The agentic AI platform wars are at full swing, and today, Google and Google Cloud are launching Gemini Enterprise, a one-stop, full-stack platform that can integrate across an entire business or enterprise. The platform unites multiple mature components, including: the latest Gemini models to research any task; a no-code workbench which can be used to orchestrate tasks and automation processes by any user; a pre-built repertoire of Google Agents that can be further customized for local business needs; and an entire data connectivity layer that securely understands a company’s data, wherever it is housed. All of this is managed by a centralized governance framework that gives organizations the ability to easily track, audit and secure their agents in one place.
Why is this important? Because there has never been a more important time for the use of agents in the workplace. What was previously Google’s Agentspace ecosystem has now been rolled into Enterprise so that the technology can be used synchronously with a business’ core processes and data.

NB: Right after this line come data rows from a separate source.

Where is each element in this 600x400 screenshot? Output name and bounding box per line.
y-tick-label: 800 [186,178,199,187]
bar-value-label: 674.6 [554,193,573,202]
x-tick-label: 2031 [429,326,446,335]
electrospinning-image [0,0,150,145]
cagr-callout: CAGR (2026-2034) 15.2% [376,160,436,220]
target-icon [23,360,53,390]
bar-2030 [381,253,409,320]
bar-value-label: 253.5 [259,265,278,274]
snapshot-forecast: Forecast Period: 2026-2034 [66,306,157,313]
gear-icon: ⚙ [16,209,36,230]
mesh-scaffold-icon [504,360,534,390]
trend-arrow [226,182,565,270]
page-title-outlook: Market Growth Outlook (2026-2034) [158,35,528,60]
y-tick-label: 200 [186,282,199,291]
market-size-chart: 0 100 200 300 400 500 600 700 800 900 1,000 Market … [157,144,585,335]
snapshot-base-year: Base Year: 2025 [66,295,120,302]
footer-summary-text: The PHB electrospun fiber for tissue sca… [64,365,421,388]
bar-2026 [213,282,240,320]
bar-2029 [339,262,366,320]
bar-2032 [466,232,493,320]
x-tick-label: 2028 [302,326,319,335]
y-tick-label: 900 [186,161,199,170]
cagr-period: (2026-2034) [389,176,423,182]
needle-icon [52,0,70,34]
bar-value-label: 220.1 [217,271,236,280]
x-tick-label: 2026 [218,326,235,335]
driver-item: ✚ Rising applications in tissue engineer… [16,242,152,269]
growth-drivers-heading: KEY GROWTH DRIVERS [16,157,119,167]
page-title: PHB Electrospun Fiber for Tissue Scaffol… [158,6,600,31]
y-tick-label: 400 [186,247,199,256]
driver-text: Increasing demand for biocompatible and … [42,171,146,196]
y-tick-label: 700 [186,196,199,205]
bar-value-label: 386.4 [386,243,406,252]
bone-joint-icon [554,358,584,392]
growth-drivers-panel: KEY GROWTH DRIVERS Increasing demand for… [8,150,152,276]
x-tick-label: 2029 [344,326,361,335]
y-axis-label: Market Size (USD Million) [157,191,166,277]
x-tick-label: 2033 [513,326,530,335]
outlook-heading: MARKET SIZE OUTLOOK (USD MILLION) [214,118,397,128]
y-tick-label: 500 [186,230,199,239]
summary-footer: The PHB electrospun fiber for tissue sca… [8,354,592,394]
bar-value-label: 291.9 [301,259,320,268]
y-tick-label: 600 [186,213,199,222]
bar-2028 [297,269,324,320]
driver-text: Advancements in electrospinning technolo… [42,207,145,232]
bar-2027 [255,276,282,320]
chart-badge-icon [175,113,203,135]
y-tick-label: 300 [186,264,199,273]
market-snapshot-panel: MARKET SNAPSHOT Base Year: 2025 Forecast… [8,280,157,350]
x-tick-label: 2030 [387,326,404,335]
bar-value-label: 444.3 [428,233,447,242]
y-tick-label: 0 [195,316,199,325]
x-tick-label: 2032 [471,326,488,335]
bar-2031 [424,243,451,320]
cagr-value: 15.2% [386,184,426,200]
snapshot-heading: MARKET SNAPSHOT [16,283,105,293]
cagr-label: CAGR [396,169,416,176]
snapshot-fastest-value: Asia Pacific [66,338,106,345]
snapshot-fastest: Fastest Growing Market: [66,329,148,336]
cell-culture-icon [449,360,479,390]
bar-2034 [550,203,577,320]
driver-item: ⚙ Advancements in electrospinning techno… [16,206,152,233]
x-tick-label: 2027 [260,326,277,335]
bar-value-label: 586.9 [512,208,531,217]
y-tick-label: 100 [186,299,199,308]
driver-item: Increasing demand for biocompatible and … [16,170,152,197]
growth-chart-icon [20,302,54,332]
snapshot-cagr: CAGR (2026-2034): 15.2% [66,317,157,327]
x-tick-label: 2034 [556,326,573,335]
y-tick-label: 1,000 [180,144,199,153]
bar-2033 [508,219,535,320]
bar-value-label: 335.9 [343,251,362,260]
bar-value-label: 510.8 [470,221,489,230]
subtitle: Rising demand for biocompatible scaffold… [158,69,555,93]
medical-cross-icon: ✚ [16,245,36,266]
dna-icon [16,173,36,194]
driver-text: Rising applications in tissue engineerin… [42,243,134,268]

This is particularly useful in healthcare and life-sciences, where these agents can often act as massive time-saving additions and significantly augment workflows and processes. Shweta Maniar, global director of healthcare and life sciences at Google Cloud, explains that agentic AI is a game-changer. Especially when it comes to incredibly complex tasks such as regulatory reviews, there is a lot of scope for this technology. For example, life sciences companies currently spend a significant amount of time submitting applications to regulatory bodies. Despite the incredible amount of time spent, these submissions often entail errors, quality inconsistencies and mistakes that can cause monumental delays. Maniar describes how using orchestration agents can significantly enhance the process by reviewing guidelines, understanding past successful submissions, and parsing across different data sources and documents to create a much better submission that can avoid delays. She also explains that with this, “there is a significant opportunity to actually empower individuals to spend their time doing more high-quality work, rather than routine or monotonous tasks. This is the power of this technology—to give people the gift of time and satisfaction.”
Importantly, Google has ensured that all of their tools in this space are completely auditable and trackable, and certainly rely on human input to finalize results. Maniar emphasizes that keeping a human-in-the-loop is one of the most important aspects of all of this to ensure high-quality and safe results.
This has been a major topic of discussion in recent months, especially as 2025 has been the year of agentic workflows. The research community has experessed concern that although agents have significant potential to create numerous workflow benefits, real-time benchmarks to assess their efficacy and outputs are required, especially if they are being used in crucial industries such as healthcare.
A recent study in NEJM AI described one group’s solution to this exact concern: a virtual EHR environment, called MedAgentBench, to impartially benchmark medical LLM agents. The group explains that the reason for their study is because “no standardized benchmark exists for evaluating the agent capabilities of LLMs in medical contexts, which have unique intricacies and highly specialized data (e.g., multiple systems, abbreviations, longitudinal patient records). Robust evaluation is essential for safe AI deployment, but the lack of benchmark datasets hinders agent adoption in health care due to a lack of trust, safety concerns, and regulatory hurdles.”
Another study discusses the use of τ-bench, which has a goal of “emulating dynamic conversations between a user (simulated by language models) and a language agent provided with domain-specific API tools and policy guidelines.” This domain-specific guideline approach is what is necessary to ultimately pressure test agents in very niche specialties.
Indeed, these benchmark studies have become top-of-mind as more companies are entering this space. Earlier this week, OpenAI launched AgentKit, a platform for businesses and users to build and launch their own agentic systems. Claude is innovating in the same space as well.
Why the sudden rush for agents? Because large language models have finally reached a point where many tasks can now be routinely orchestrated by advanced reasoning agents. Virgin Voyage, for example, found that by employing specialized AI agents via Google Cloud, they were able to reduce time spent by their marketing teams by nearly 40%.
In fact, a recent study by McKinsey & Co., found that in certain use cases, embedding AI agents into workflows increased productivity gains nearly 20% to 60% and introduced 30% increases in decision-making speeds.
Therefore, the ROI for organizations to invest in AI agents is slowly becoming clearer, though it may still take time to tangibly measure. Indeed, it is still very much early days for these systems; but, given how fast the technology has progressed already, one thing is certain: it will undoubtedly change the way that industries and societies envision human productivity in the decades to come.